AMOR Y SUPERSTICIÓN
La confrontación entre religión y ciencia presenta en el siglo XXI semejantes formas a las habidas en siglos anteriores, y se podría aventurar que has sido constantes a lo largo de los siglos en los que los hombres hayan profesado alguna religión y hayan valorado progresar de acuerdo a la razón. Cuando una de estas dos actividades humanas acapara toda la perspectiva intelectual del ser humano, parece que irremediablemente entra en contradicción consigo mismo, porque o se desmarca de su realidad material o pierde su intuición trascendente. Ello ha conducido a algunos pensadores a oponer ciencia y religión, cuando el problema está en cómo se interpretan los espacios mentales e intelectuales en una y otra aplicación.
La religiosidad, cuando no se orienta correctamente a la actividad propia del espíritu, o bien languidece hasta desaparecer, o bien se refugia en una supervivencia ficticia construida mediante la recreación de los objetos y realidades materiales confiriéndoles valores trascendentes sobrenaturales. Así sustituida la auténtica vida del espíritu por una fantasía mental se puede perseverar en creencias que llegan a competir con la ciencia por su implantación en la cultura de una determinada comunidad. De ahí es de donde proviene el gran conflicto entre ciencia y religión, porque compiten en los contenidos de verdad que deben reconocerse en la realidad.
Si se analiza la esencia de la espiritualidad religiosa, la que compete a la relación trascendente espiritual con Dios, hay que reafirmar que se sustancia en la vida del alma, la parte espiritual del hombre que por su propia forma está configurada para participar en una relación con otros seres espirituales, como lo es Dios. Lo difícil para el ser humano radica en diferenciar intelectual y afectivamente su propia alma del su restante percepción. Cuando no se logra, el poder de su mente reconstruye el mundo de las afecciones espirituales confiriendo poderes trascendentes a determinadas figuras materiales. Esto es lo que se conoce como superstición.
La superstición es posible al entendimiento humano por una enajenación mental que confunde el ser de las cosas, o por una desviación mental de la vida espiritual hacia la adoración, como objeto del espíritu humano, de determinadas realizaciones u objetos a los que se les reviste del fantasma de alguna posesión divina. Este modo de materialización de Dios facilita su comprensión y relación espiritual, con lo que aparentemente potenciaría la vida religiosa, pero adolece de su falta de verdad, porque Dios, como puro espíritu, no puede ser contenido en ninguna recreación material. La infinita distancia de Dios a los hombres es semejante a la diferenciación del espíritu y la materia, aunque el ser humano sea una y la otra. Tomar por trascendente y espiritual, por milagroso y sanador, por talismán para la vida espiritual objetos materiales sigue siendo superstición, aunque se practique en el siglo XXI.

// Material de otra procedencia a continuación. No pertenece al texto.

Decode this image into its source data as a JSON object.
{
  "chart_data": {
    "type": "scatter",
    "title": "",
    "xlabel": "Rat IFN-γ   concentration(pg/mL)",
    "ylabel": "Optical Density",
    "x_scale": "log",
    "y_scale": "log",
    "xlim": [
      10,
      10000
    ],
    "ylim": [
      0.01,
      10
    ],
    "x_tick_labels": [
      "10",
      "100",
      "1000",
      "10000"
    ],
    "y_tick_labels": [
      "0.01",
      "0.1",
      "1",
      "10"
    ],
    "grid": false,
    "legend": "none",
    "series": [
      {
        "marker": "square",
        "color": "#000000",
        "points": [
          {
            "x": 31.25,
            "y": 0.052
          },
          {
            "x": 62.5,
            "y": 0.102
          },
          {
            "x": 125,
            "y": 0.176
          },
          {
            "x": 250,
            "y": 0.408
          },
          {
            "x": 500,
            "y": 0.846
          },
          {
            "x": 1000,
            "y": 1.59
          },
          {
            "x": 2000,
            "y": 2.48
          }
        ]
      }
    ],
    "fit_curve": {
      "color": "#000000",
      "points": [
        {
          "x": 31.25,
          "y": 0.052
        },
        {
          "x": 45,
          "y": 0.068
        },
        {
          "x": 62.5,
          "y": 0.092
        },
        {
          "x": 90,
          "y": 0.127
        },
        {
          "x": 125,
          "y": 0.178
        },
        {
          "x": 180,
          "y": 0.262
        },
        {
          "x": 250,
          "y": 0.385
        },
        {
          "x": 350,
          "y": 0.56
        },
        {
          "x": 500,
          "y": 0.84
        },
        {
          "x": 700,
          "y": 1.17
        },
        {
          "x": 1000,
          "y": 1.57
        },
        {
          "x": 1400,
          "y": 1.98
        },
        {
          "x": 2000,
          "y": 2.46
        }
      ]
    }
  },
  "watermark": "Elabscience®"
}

Cuando se trabaja en edificar la propia vida espiritual en las formas propias del alma, se descubre que es el amor, como suprema concreción del ejercicio del bien, el que sobre todas las experiencias de la vida material sostiene la identificación de Dios como el bien de quien procede todo bien. Pero este bien que la religión identifica en Dios no puede confundirse con ningún bien material, creado, concreto, que lo determinara, sino en el acto del ejercicio del bien por el que alguien trasmite o comunica a otro ser su mejor deseo y perfección. En la medida que esa actitud responde a una esencia o naturaleza, y que por tanto corresponde a la propia manera de ser, es lo que se denomina amor. La religión precisamente tiene como fin la concienciación del alma humana para reconocer su dimensión espiritual y ahondar en su disposición y capacidad para amar y obrar el bien de modo semejante a como Dios es. Su camino, por tanto, no entra e conflicto con las determinaciones materiales de las cosas, sino, en todo caso, en el valor instrumental que puedan tener para el ejercicio del bien hacia los demás seres humanos, pero no para con relación directa a Dios, a quien las cosas materiales no le añaden relación alguna de perfección.